Last week I trashed the Boston Globe for burying the story of the Iraqi family of 12 killed by a U.S. bomb, and along with it the news that the U.S. has ramped up a major air war in Iraq. (You might think that minor detail would be of interest to at least as many readers as there are loyal followers of Mallard Filmore.) Today Bryan Bender had a well-done, front page, headline story on exactly that, which featured forthright coverage and a photo of the Baiji incident, and analysis by experts of the inevitable consequences of bombing, including death and maiming of the innocent. Once again, the awesome power of Stayin' Alive? More likely, a lot of readers pointed out the minor omission, or maybe Bryan Bender and/or his editors actually decided to notice it all on their own.

But this suggests some questions about reality and the shadow play that appears to the public. It's one thing for the Boston Globe, and other corporate media, to finally start to own up to the realities of the Iraq atrocity, but is it really possible that Alberto Gonzales's Department of Justice is now reality-based when it comes to the vast criminal conspiracy known as the Republican Party?
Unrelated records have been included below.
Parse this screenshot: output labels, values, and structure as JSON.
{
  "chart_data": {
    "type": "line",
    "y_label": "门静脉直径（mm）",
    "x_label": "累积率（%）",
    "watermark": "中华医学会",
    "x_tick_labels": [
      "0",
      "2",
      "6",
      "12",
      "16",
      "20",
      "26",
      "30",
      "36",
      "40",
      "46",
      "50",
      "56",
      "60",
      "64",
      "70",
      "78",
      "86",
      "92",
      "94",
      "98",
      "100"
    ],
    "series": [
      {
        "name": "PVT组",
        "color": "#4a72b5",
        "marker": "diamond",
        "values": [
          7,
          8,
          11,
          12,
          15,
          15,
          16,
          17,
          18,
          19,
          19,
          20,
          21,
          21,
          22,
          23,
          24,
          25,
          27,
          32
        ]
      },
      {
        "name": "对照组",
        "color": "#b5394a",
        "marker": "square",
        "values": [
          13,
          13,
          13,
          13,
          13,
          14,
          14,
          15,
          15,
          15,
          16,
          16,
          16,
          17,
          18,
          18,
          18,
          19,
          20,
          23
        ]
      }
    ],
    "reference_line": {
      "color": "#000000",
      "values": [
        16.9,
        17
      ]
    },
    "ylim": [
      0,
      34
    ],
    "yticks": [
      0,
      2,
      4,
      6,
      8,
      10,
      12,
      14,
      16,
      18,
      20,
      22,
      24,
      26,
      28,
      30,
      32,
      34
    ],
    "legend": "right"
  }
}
We are encouraged to believe that it is, when it comes to Duke Cunningham, Jack Abramoff, and their as-yet-unnamed-but-we-all-know-who-they-are co-conspirators. Then there's Patrick Fitzgerald, who is ostensibly an independent counsel, but he's only quasi-independent. He's also a U.S. Attorney and he reports to Dark Prince Alberto in his day job. Given that the DoJ, like the rest of the federal government, is staffed at the top levels by 100% fierce Republican loyalists and professional GW Bush ass kissers, why would any sane person expect any of these investigations to get more than two squares past Go?

The optimistic interpretation is that career civil servants in the DoJ are doing their jobs, without fear or favor, and Prince Alberto just doesn't have a way of stopping them without compounding the embarassment and causing uncontainable public outrage. (Viz. Nixon's Saturday Night Massacre, which backfired.) There is some support for that interpretation in recent history. Civil servants in the CIA, the military, the State Department, and the NSA have leaked information to the press over the past several years which, in a real democracy, would already have ended the Bush administration and one-party rule in the U.S. But DoJ staffers have a power that the leakers don't, the substantive power to prosecute.

Still, I have to say that if these investigations are ultimately allowed to penetrate to the heart of darkness, I'll have to readjust the dials on my cynicism module.